IMAGE AND VIDEO UNDERSTANDING

Academic year
2025/2026 Syllabus of previous years
Official course title
IMAGE AND VIDEO UNDERSTANDING
Course code
CM0524 (AF:576777 AR:323783)
Teaching language
English
Modality
On campus classes
ECTS credits
6
Degree level
Master's Degree Programme (DM270)
Academic Discipline
INF/01
Period
2nd Semester
Course year
1
Where
VENEZIA
The course aims at introducing the student to the principles, the algorithms and the main applications in the field of image and video understanding.
1. Knowledge and understanding
1.1. acquire the main models and algorithms of image and video understanding

2. Ability to apply knowledge and understanding
2.1. acquire the ability to apply the studied models to real problems
2.2. acquire the ability to critically assess the performance and the behavior of a model applied to a concrete problem

3. Judgement
3.1. ability to understand which characteristics of the various models of artificial intelligence are best suited to a given problem
3.2. ability to critically evaluate the theoretical characteristics of the proposed models
The student is expected to be familiar with the basic concepts of calculus, linear algebra and statistics.

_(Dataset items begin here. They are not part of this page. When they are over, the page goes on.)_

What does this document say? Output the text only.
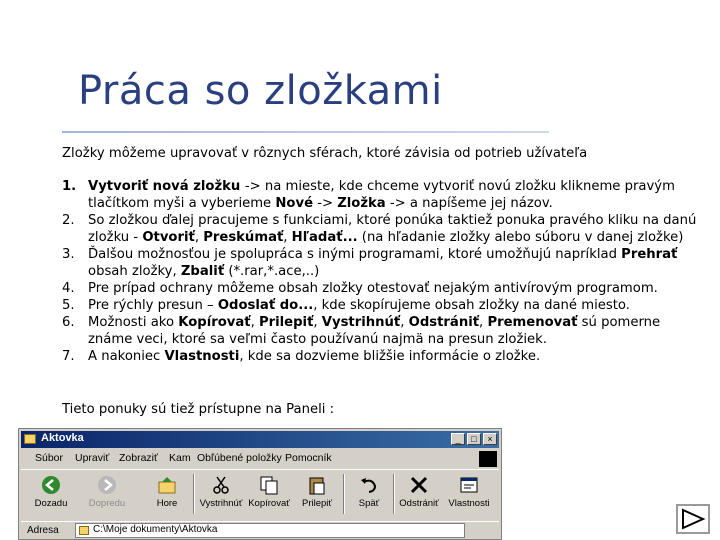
Práca so zložkami

Zložky môžeme upravovať v rôznych sférach, ktoré závisia od potrieb užívateľa

1. Vytvoriť nová zložku -> na mieste, kde chceme vytvoriť novú zložku klikneme pravým tlačítkom myši a vyberieme Nové -> Zložka -> a napíšeme jej názov.
2. So zložkou ďalej pracujeme s funkciami, ktoré ponúka taktiež ponuka pravého kliku na danú zložku - Otvoriť, Preskúmať, Hľadať... (na hľadanie zložky alebo súboru v danej zložke)
3. Ďalšou možnosťou je spolupráca s inými programami, ktoré umožňujú napríklad Prehrať obsah zložky, Zbaliť (*.rar,*.ace,..)
4. Pre prípad ochrany môžeme obsah zložky otestovať nejakým antivírovým programom.
5. Pre rýchly presun – Odoslať do..., kde skopírujeme obsah zložky na dané miesto.
6. Možnosti ako Kopírovať, Prilepiť, Vystrihnúť, Odstrániť, Premenovať sú pomerne známe veci, ktoré sa veľmi často používanú najmä na presun zložiek.
7. A nakoniec Vlastnosti, kde sa dozvieme bližšie informácie o zložke.

Tieto ponuky sú tiež prístupne na Paneli :

Aktovka	_	□	×
Súbor Upraviť Zobraziť Kam Obľúbené položky Pomocník
Dozadu	Dopredu	Hore	Vystrihnúť Kopírovať	Prilepiť	Späť	Odstrániť Vlastnosti
Adresa	C:\Moje dokumenty\Aktovka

Knowledge of Python language, together with PyTorch, are recommended.
Neural Network Models for Images and Video:
- Artificial Neural Networks (training, tricks, optimizers)
- Convolutional Neural Networks
- Transformer Architectures
- Graph Neural Networks

Image Analysis:
- Classification
- Segmentation
- Object Detection

Video Understanding:
- Video Object Segmentation
- Object Tracking

Human-Centered Computer Vision:
- Person detection
- Face detection
- Pose Estimation
- Person Re-Identification
- Trajectory Forecasting
- Action Recognition
- Group Detection

Generative AI:
- Auto Encoders & Variational Autoencoders
- GANS
- Diffusion Models

Advanced Topics (tentative):
- Active Learning
- Anomaly Detection
- Multimodal Deep Learning
- Implicit Representation
- Scene Understanding
- R. Szeliski, Computer Vision: Algorithms and Applications. Springer.

- D. Forsyth and J. Ponce. Computer Vision: A modern Approach. Pearson.

- I. Goodfellow, Y. Bengio and A. Courville. Deep Learning. MIT Press
The exam consists of an oral test (70% of the final mark) together with a discussion of a project (30% of the final mark) agreed upon with the teacher.
oral
A. Scores in the 18-22 range will be awarded in the presence of:
- Sufficient knowledge and ability to structure the project;
- Limited ability to justify implementation choices;
- Sufficient communication skills, especially in relation to the use of course-specific language.

B. Scores in the 23-26 range will be awarded in the presence of:
- Fair knowledge and ability to structure the project;
- Fair ability to collect and/or interpret data, proposing effective implementation solutions;
- Fair communication skills, especially in relation to the use of course-specific language.

C. Scores in the 27-30 range will be awarded in the presence of:
- Good or excellent knowledge and ability to structure the project;
- Good or excellent ability to collect and/or interpret data, proposing innovative implementation solutions;
- Fully appropriate communication skills, especially in relation to the use of course-specific language.

D. Lode will be awarded in the presence of excellent knowledge and applied understanding of the program, judgment skills, and communication abilities.
Powerpoint presentations and chalk talk.
To favor an "active" appraoch to the study of the topics covered in the classes, students will be asked to develop a simple project which will be discussed during the oral examination.
Definitive programme.
Last update of the programme: 08/06/2025